Phyllodactylus europaeus 

Pyllodactyle d'Europe 

(gecko à doigt en forme de feuille)

This is the smallest of the geckos to be found in Europe and can grow to a maximum of 8cm but 6cm is usual. Body and tail are of equal length.  

They are a plump squat lizard with a flattened body and smooth skin, which can change colour - clear at night, dark during the day. Their back is covered with small smooth scales of blackish to brownish colour. They lack tubercles, a fact which distinguishes the species from other European geckos. Their head is diamond-shaped, wide and somewhat flattened, and their large globular eyes have vertically slit pupils. Their limbs are short in relation to the length of the body. Their blunt toes are provided with adhesive strips and the ends have 2 large plates separated by a groove into which the claw retracts. These 'leaf-padded' feet are better able to grip substrate in the presence of dust than those of 'basally padded' geckos and their retractable claws allow them to climb when the pads are clogged with dust.
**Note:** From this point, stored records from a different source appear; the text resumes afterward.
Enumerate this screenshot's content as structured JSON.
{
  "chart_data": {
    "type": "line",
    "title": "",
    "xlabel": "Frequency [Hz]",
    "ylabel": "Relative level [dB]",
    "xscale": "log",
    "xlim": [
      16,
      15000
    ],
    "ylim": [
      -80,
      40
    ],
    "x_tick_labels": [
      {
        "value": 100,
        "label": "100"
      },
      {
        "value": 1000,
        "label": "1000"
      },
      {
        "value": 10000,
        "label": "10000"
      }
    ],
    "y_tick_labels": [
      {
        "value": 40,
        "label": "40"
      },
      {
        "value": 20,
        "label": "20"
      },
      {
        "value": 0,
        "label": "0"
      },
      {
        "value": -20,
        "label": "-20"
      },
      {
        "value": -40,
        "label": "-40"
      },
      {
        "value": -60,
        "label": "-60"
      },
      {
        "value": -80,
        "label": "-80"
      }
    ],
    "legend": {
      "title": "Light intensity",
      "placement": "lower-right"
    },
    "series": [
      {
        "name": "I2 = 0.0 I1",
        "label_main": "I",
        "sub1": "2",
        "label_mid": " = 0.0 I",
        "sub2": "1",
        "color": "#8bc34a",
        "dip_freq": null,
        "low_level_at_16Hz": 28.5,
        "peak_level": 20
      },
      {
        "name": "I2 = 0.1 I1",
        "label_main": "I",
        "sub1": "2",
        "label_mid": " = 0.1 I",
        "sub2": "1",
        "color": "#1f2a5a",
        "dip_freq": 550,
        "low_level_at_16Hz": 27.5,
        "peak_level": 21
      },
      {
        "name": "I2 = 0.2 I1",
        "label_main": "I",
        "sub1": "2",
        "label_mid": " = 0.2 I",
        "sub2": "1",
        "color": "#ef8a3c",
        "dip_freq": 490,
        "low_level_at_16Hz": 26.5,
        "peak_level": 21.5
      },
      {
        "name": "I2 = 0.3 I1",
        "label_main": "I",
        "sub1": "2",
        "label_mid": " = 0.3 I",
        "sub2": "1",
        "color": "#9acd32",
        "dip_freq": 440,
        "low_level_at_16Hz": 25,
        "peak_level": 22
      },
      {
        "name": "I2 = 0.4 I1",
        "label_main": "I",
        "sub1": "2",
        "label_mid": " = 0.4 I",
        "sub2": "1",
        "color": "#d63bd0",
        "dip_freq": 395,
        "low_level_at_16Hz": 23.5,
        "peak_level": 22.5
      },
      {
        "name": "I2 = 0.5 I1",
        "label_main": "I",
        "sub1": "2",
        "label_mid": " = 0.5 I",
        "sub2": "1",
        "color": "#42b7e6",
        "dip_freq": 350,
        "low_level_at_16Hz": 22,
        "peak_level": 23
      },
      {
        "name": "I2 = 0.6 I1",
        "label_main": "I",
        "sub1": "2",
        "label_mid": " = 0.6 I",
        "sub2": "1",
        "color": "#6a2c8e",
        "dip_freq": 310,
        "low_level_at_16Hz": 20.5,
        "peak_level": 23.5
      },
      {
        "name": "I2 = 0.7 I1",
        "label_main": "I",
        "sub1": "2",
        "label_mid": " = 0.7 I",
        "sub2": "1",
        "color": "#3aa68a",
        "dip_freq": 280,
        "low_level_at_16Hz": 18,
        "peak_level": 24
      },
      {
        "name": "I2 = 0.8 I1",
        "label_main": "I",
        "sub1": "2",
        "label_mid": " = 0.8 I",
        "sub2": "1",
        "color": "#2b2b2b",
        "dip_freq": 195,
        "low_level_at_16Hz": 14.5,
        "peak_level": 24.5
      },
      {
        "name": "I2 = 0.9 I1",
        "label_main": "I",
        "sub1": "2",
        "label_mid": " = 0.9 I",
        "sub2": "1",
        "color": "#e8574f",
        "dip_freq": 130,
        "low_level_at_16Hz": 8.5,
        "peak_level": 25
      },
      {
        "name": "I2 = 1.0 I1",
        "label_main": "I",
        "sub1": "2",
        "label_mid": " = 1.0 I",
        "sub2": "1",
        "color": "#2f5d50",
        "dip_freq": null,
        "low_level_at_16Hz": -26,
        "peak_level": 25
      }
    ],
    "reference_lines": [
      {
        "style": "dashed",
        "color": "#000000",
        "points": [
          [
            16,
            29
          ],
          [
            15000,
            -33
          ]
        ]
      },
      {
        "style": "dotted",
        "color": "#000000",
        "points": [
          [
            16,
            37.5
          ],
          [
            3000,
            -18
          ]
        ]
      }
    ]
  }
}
Their behaviour is both crepuscular and nocturnal and they live under the bark of trees, under stones, in dark, damp places. Their diet is composed of various crawling or flying insects whose skeletons are visible at the entrance to the cracks where they live  

Sexual maturity is reached at two or three years. Breeding takes place in the spring, from mid-March to mid-May when struggles can take place between males or between male and non-consenting females. When this happens it can sometimes cause their tails to be broken off which regrow. There are two to three “spawnings” per female, from mid-May to the end of July when eggs are placed in cracks, scree or similar locations. Each female lays up to six eggs a year, usually two eggs per location. After an incubation of about 8 weeks the eggs hatch and a young gecko emerges no more than 1cm long.

In France, this species is strongly present on the islands of the Gulf of Marseille, La Ciotat-Bandol (Bouches-du-Rhône and Var) the islands of Eastern Hyères: Port-Cros and islets, Levant island (Var). In Corsica, it is a common species populating all rocky coastal areas, almost all the satellite islets (nearly 70 enumerated) and many areas of the interior (including the middle mountains).